Those wondering about how the problems of climate change and oil depletion will interact with one another, Thomas Homer-Dixon and Nick Garrison have co-edited a new essay collection, Carbon Shift: How the Twin Crises of Oil Depletion and Climate Change Will Define the Future.
Incidentally, Professor Homer-Dixon also published an article in the April 4 edition of the Toronto Globe & Mail arguing-I think correctly-that the current problem in regard to our economic and other troubles is an excess of optimism, not pessimism; and co-authored an op-ed with Julio Friedmann regarding the prospects for an underground coal gasification (in combination with sequestration) as a partial solution to Canada's energy problems. (I've generally been wary of the promises made for the contribution "unconventional oil" can make to alleviating our energy problems, and especially the environmental dimension of those problems, but this particular approach is making me take a second look at the issue.)

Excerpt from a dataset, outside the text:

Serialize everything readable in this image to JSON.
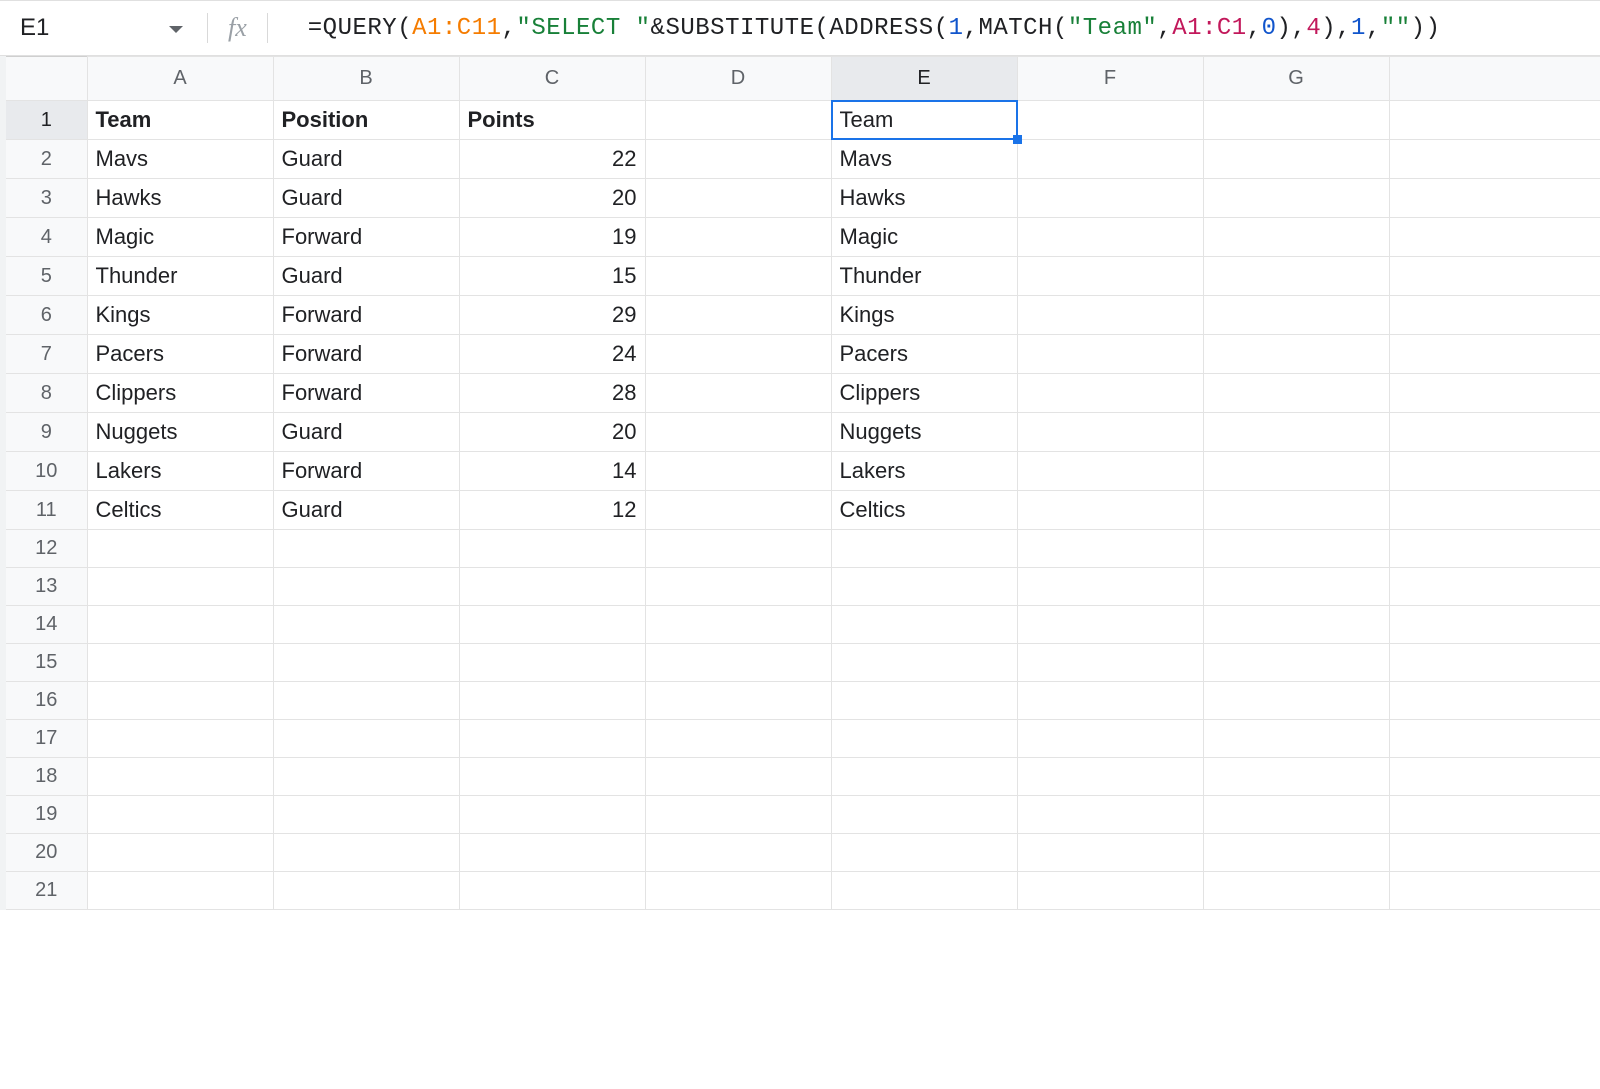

Those looking for a broader analysis of contemporary issues by Homer-Dixon can, of course, check out his book The Upside of Down: Catastrophe, Creativity and the Renewal of Civilization, which I reviewed for Strategic Insights back in 2007.
Of related interest, economist James D. Hamilton has also published a recent Brookings paper, Causes and Consequences of the Oil Shock of 2007-08 in which he argues that this price shock was different from those preceding it, the others having been due to physical interference with oil production, rather than changes in the "normal" supply-demand relationship.